Schwenk’s 41.3 acres is the only land in that large agricultural vista for which Southampton does not own either the development rights, or the land itself. Southampton Town Supervisor Jay Schneiderman was asked Friday if the property sounded like one the town might try to purchase with its Community Preservation Fund.

“We would definitely take a look,” Schneiderman said. “We are always interested in farmland.” However, he cautioned, “Sagaponack is one of the highest priced zip codes in the nation.”

Even at a high price, though, Schwenk told village officials earlier this year that he was not interested in going the CPF route.

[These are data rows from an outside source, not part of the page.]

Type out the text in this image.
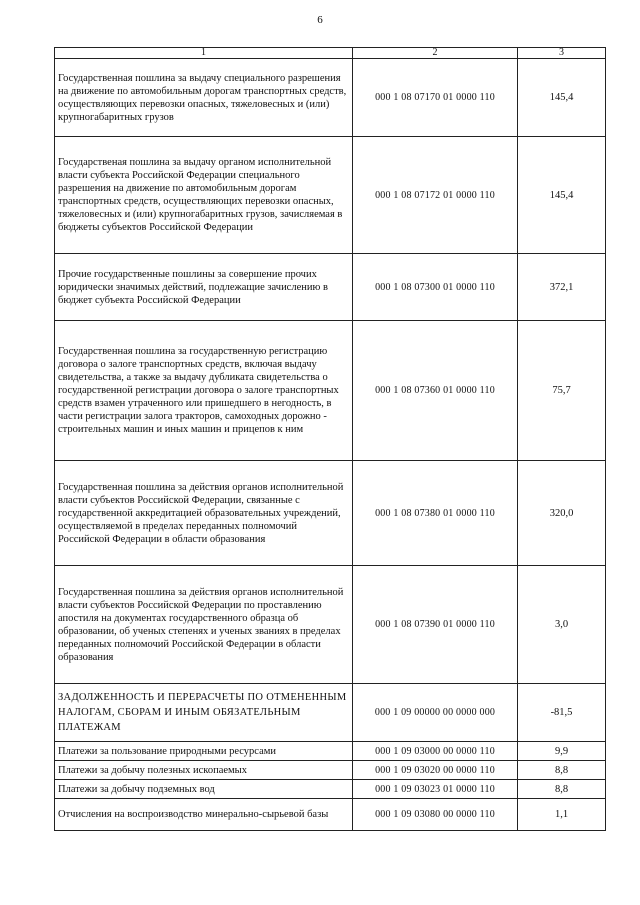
6
1	2	3
Государственная пошлина за выдачу специального разрешения на движение по автомобильным дорогам транспортных средств, осуществляющих перевозки опасных, тяжеловесных и (или) крупногабаритных грузов	000 1 08 07170 01 0000 110	145,4
Государственая пошлина за выдачу органом исполнительной власти субъекта Российской Федерации специального разрешения на движение по автомобильным дорогам транспортных средств, осуществляющих перевозки опасных, тяжеловесных и (или) крупногабаритных грузов, зачисляемая в бюджеты субъектов Российской Федерации	000 1 08 07172 01 0000 110	145,4
Прочие государственные пошлины за совершение прочих юридически значимых действий, подлежащие зачислению в бюджет субъекта Российской Федерации	000 1 08 07300 01 0000 110	372,1
Государственная пошлина за государственную регистрацию договора о залоге транспортных средств, включая выдачу свидетельства, а также за выдачу дубликата свидетельства о государственной регистрации договора о залоге транспортных средств взамен утраченного или пришедшего в негодность, в части регистрации залога тракторов, самоходных дорожно - строительных машин и иных машин и прицепов к ним	000 1 08 07360 01 0000 110	75,7
Государственная пошлина за действия органов исполнительной власти субъектов Российской Федерации, связанные с государственной аккредитацией образовательных учреждений, осуществляемой в пределах переданных полномочий Российской Федерации в области образования	000 1 08 07380 01 0000 110	320,0
Государственная пошлина за действия органов исполнительной власти субъектов Российской Федерации по проставлению апостиля на документах государственного образца об образовании, об ученых степенях и ученых званиях в пределах переданных полномочий Российской Федерации в области образования	000 1 08 07390 01 0000 110	3,0
ЗАДОЛЖЕННОСТЬ И ПЕРЕРАСЧЕТЫ ПО ОТМЕНЕННЫМ НАЛОГАМ, СБОРАМ И ИНЫМ ОБЯЗАТЕЛЬНЫМ ПЛАТЕЖАМ	000 1 09 00000 00 0000 000	-81,5
Платежи за пользование природными ресурсами	000 1 09 03000 00 0000 110	9,9
Платежи за добычу полезных ископаемых	000 1 09 03020 00 0000 110	8,8
Платежи за добычу подземных вод	000 1 09 03023 01 0000 110	8,8
Отчисления на воспроизводство минерально-сырьевой базы	000 1 09 03080 00 0000 110	1,1
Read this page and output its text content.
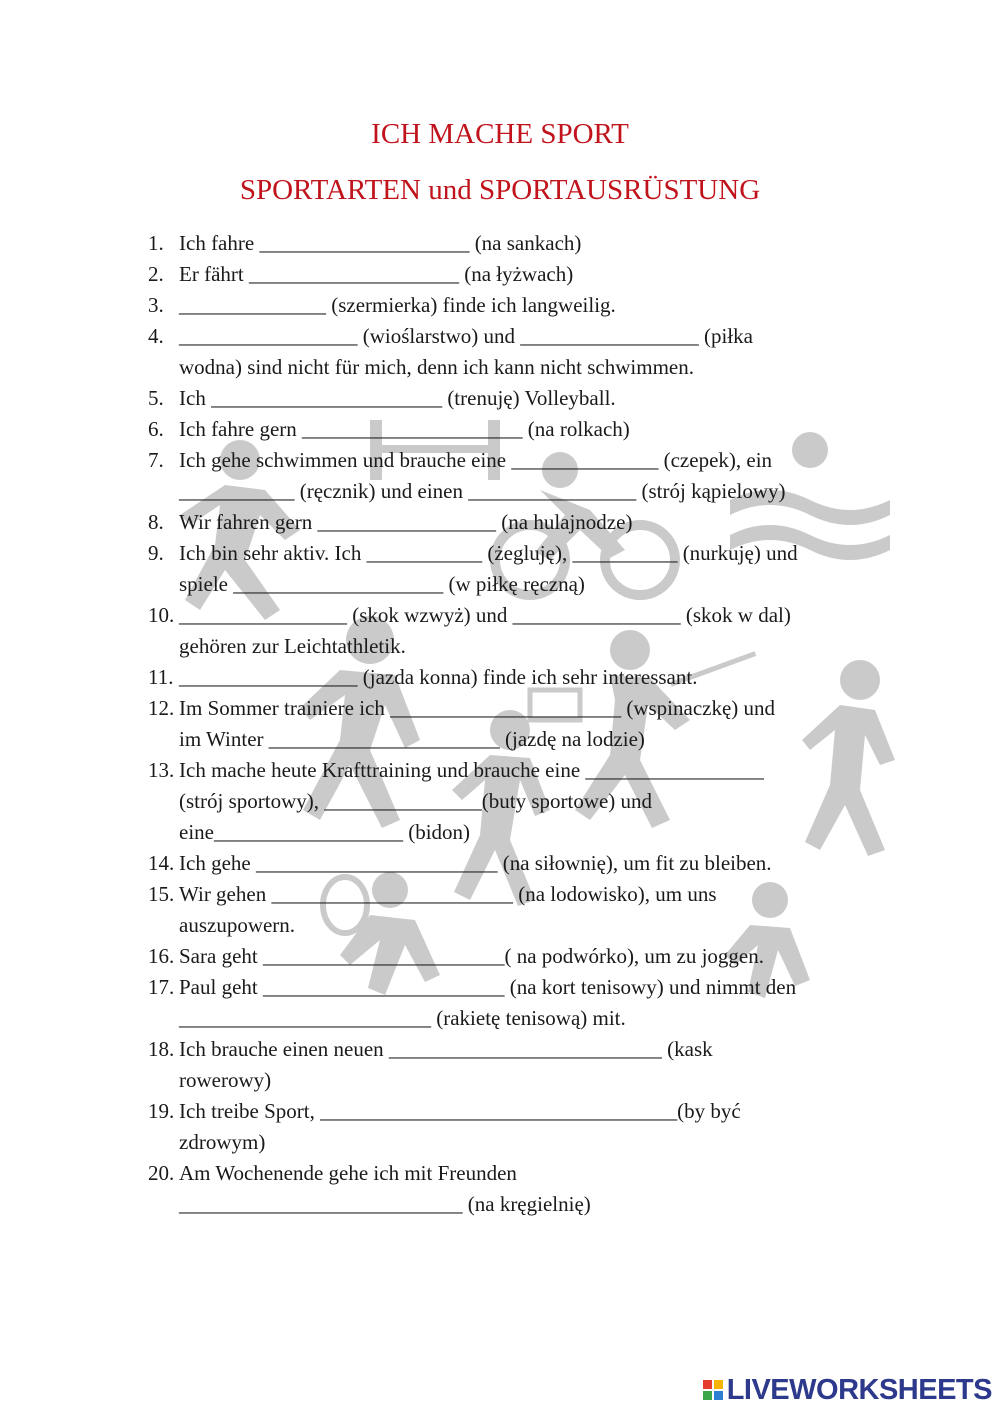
ICH MACHE SPORT
SPORTARTEN und SPORTAUSRÜSTUNG
1. Ich fahre ____________________ (na sankach)
2. Er fährt ____________________ (na łyżwach)
3. ______________ (szermierka) finde ich langweilig.
4. _________________ (wioślarstwo) und _________________ (piłka
wodna) sind nicht für mich, denn ich kann nicht schwimmen.
5. Ich ______________________ (trenuję) Volleyball.
6. Ich fahre gern _____________________ (na rolkach)
7. Ich gehe schwimmen und brauche eine ______________ (czepek), ein
___________ (ręcznik) und einen ________________ (strój kąpielowy)
8. Wir fahren gern _________________ (na hulajnodze)
9. Ich bin sehr aktiv. Ich ___________ (żegluję), __________ (nurkuję) und
spiele ____________________ (w piłkę ręczną)
10. ________________ (skok wzwyż) und ________________ (skok w dal)
gehören zur Leichtathletik.
11. _________________ (jazda konna) finde ich sehr interessant.
12. Im Sommer trainiere ich ______________________ (wspinaczkę) und
im Winter ______________________ (jazdę na lodzie)
13. Ich mache heute Krafttraining und brauche eine _________________
(strój sportowy), _______________(buty sportowe) und
eine__________________ (bidon)
14. Ich gehe _______________________ (na siłownię), um fit zu bleiben.
15. Wir gehen _______________________ (na lodowisko), um uns
auszupowern.
16. Sara geht _______________________( na podwórko), um zu joggen.
17. Paul geht _______________________ (na kort tenisowy) und nimmt den
________________________ (rakietę tenisową) mit.
18. Ich brauche einen neuen __________________________ (kask
rowerowy)
19. Ich treibe Sport, __________________________________(by być
zdrowym)
20. Am Wochenende gehe ich mit Freunden
___________________________ (na kręgielnię)
LIVEWORKSHEETS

Sagaponack Village Mayor Donald Louchheim, during ongoing, monthly trustee meetings and negotiations with Schwenk and his attorney, Alice Cooley of Matthews, Kirst, & Cooley, PLLC, was adamant from the beginning of the process that no trees or planting be placed along the private access road coming off of Montauk Highway, to protect the vista that will remain.

Schwenk also told the Sagaponack trustees that he has not farmed the land himself for over 15 years. Instead, it is farmed by Dean Foster, who owns the 88.3 acres of contiguous farmland to the west of Schwenk’s. Southampton Town owns the development rights to that land and also owns outright a long, narrow strip of farmland that runs south from the highway between Schwenk’s property and Town Line Road, which is the East Hampton border.

East Hampton Town was asked earlier this year to weigh in on the subdivision. The East Hampton Town Planning Board took the matter up in March of this year. “This is a big, if I can use the word, ugly subdivision of farmland,” said the board’s chairman, Job Potter, at the time.

In the end, in a response crafted by the East Hampton Town Planning Department, the town asked if the amount of land to be preserved could be increased from 65 percent to 80 percent, but Rich Warren, a planner for Sagaponack Village, told the trustees that Schwenk could obtain three more building lots.